CHURCH, John Henry. ~ Angela; or, the Moss-grown Cell. A Poem, in four Cantos … Printed for the Author. Sold by Swinborne and Walter [Printers, Colchester], W. Keymer, and J. Chaplin, Colchester; and Baldwin, Cradock, and Joy … London. 1818.
8vo (187 × 109 mm), pp. xxiv, 108, including a substantial list of subscribers; some light spotting throughout; uncut in the original boards, some light marking and soiling, rebacked with plain paper, some neat repairs along the fore-edge.
FIRST AND ONLY EDITION of a provincial poem in four cantos aiming ‘To reward virtue and discourage vice’ (p. x) through its portrayal of the steadfast Angela, who earns herself a life of domestic felicity by being ‘an example to the sex, that true virtue is able to surmount all obstacles’ (p. xx).

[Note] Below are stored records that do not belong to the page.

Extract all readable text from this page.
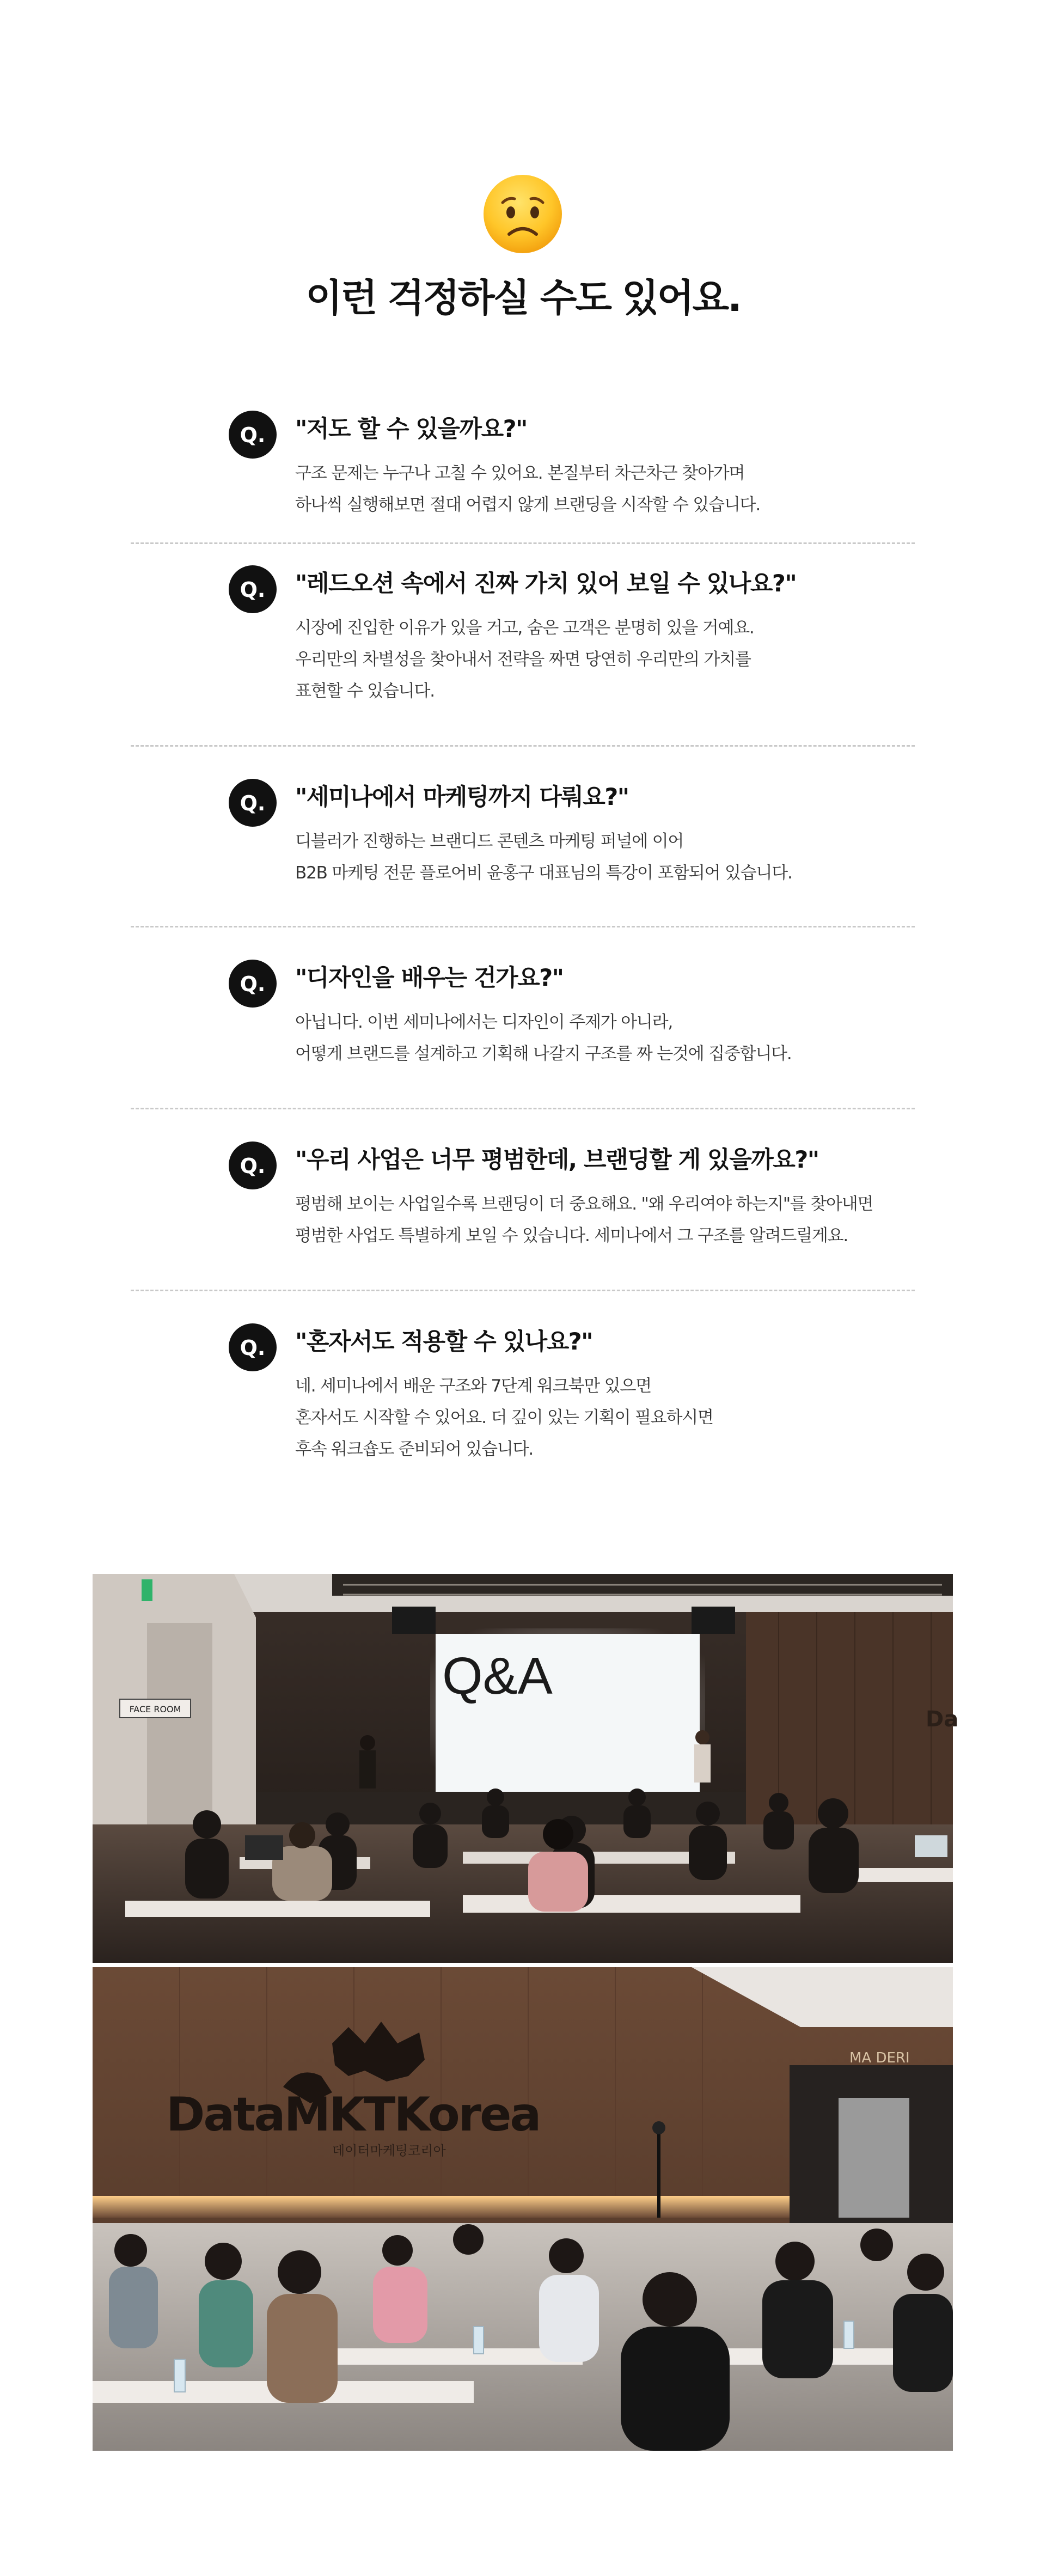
이런 걱정하실 수도 있어요.
Q. "저도 할 수 있을까요?"
구조 문제는 누구나 고칠 수 있어요. 본질부터 차근차근 찾아가며
하나씩 실행해보면 절대 어렵지 않게 브랜딩을 시작할 수 있습니다.
Q. "레드오션 속에서 진짜 가치 있어 보일 수 있나요?"
시장에 진입한 이유가 있을 거고, 숨은 고객은 분명히 있을 거예요.
우리만의 차별성을 찾아내서 전략을 짜면 당연히 우리만의 가치를
표현할 수 있습니다.
Q. "세미나에서 마케팅까지 다뤄요?"
디블러가 진행하는 브랜디드 콘텐츠 마케팅 퍼널에 이어
B2B 마케팅 전문 플로어비 윤홍구 대표님의 특강이 포함되어 있습니다.
Q. "디자인을 배우는 건가요?"
아닙니다. 이번 세미나에서는 디자인이 주제가 아니라,
어떻게 브랜드를 설계하고 기획해 나갈지 구조를 짜 는것에 집중합니다.
Q. "우리 사업은 너무 평범한데, 브랜딩할 게 있을까요?"
평범해 보이는 사업일수록 브랜딩이 더 중요해요. "왜 우리여야 하는지"를 찾아내면
평범한 사업도 특별하게 보일 수 있습니다. 세미나에서 그 구조를 알려드릴게요.
Q. "혼자서도 적용할 수 있나요?"
네. 세미나에서 배운 구조와 7단계 워크북만 있으면
혼자서도 시작할 수 있어요. 더 깊이 있는 기획이 필요하시면
후속 워크숍도 준비되어 있습니다.
FACE ROOM	Da
Q&A
MA DERI
DataMKTKorea
데이터마케팅코리아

A quick read this poem is not, but do not fear, for as the author states in his preface, ‘the dull passages, may, by their contrast, heighten, and serve as a sort of foil to the more interesting ones!’ (p. xii). The preface, like the poem itself, does a great deal of moralizing, including a section condemning suicide (‘How weak—how mad! When a few short years,--a very few days,--nay, even moments, might summon him into the Awful Presence by a messenger from on high!’, p. xiv) and another praising women, though he makes sure to temper his admiration by reminding women their place (‘To the policy of a state, the female sex is in no small degree indebted’, p. xvi).
We have been able to find only one other poem by the author, ‘The Angler’, listed in a July 1819 issue of Blackwood’s Edinburgh Magazine, though we have been unable to locate any copies institutionally, in auction records, or on the market. Not in Jackson or Johnson.